De manière générale, au fil des années, que deux entrepreneurs collaborent au sein de la même entreprise qu’ils ont créée ou rachetée, que deux époux participent au quotidien à l’activité de la société (avec le statut de conjoint collaborateur, de conjoint salarié ou de conjoint associé), la survenance de la mésentente peut compromettre l’équilibre social, commercial et financier de l’entreprise. C’est la raison pour laquelle, le conflit déclaré ou larvé est à considérer rapidement afin de faire en sorte que, au-delà de l’inévitable rupture et séparations des deux parties, l’entité juridique de l’entreprise perdure et puisse continuer à réaliser, à développer son objet social.
Comment estimer la valeur financière de la société ?
La détermination de la valeur financière de la société et des droits sociaux composant son capital social concentre alors le contentieux professionnel et personnel. C’est la raison pour laquelle les associés, les époux associés peuvent solliciter une mesure d’expertise en sollicitant un professionnel du chiffre, un « technicien », spécialisé en évaluation d’entreprises et de droits sociaux.
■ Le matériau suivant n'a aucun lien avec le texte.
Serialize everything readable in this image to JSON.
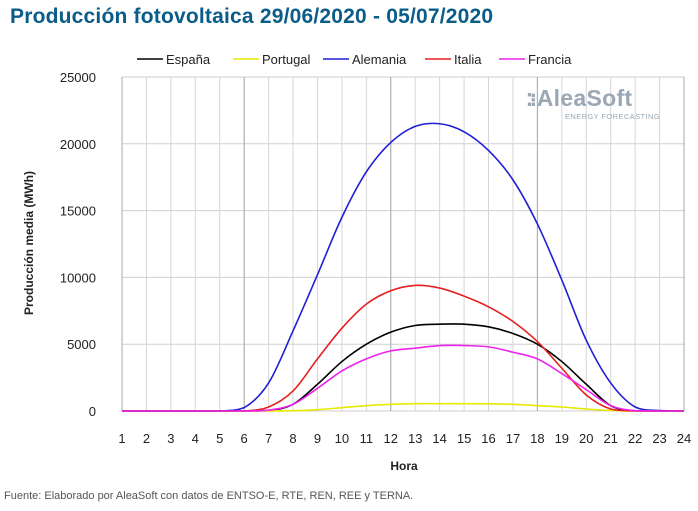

L’article 1843 – 4 du Code civil indique :
« I Dans les cas où la loi renvoie au présent article pour fixer les conditions de prix d’une cession des droits sociaux d’un associé, ou le rachat de ceux-ci par la société, la valeur de ces droits est déterminée, en cas de contestation, par un expert désigné, soit par les parties, soit à défaut d’accord entre elles, par jugement du président du tribunal judiciaire ou du tribunal de commerce compétent, statuant selon la procédure accélérée au fond et sans recours possible.
L’expert ainsi désigné est tenu d’appliquer, lorsqu’elles existent, les règles et modalités de détermination de la valeur prévues par les statuts de la société ou par toute convention liant les parties.
II Dans les cas où les statuts prévoient la cession des droits sociaux d’un associé ou le rachat de ces droits par la société sans que leur valeur soit ni déterminée ni déterminable, celle-ci est déterminée, en cas de contestation, par un expert désigné dans les conditions du premier alinéa.
L’expert ainsi désigné est tenu d’appliquer, lorsqu’elles existent, les règles et modalités de détermination de la valeur prévues par toute convention liant les parties ».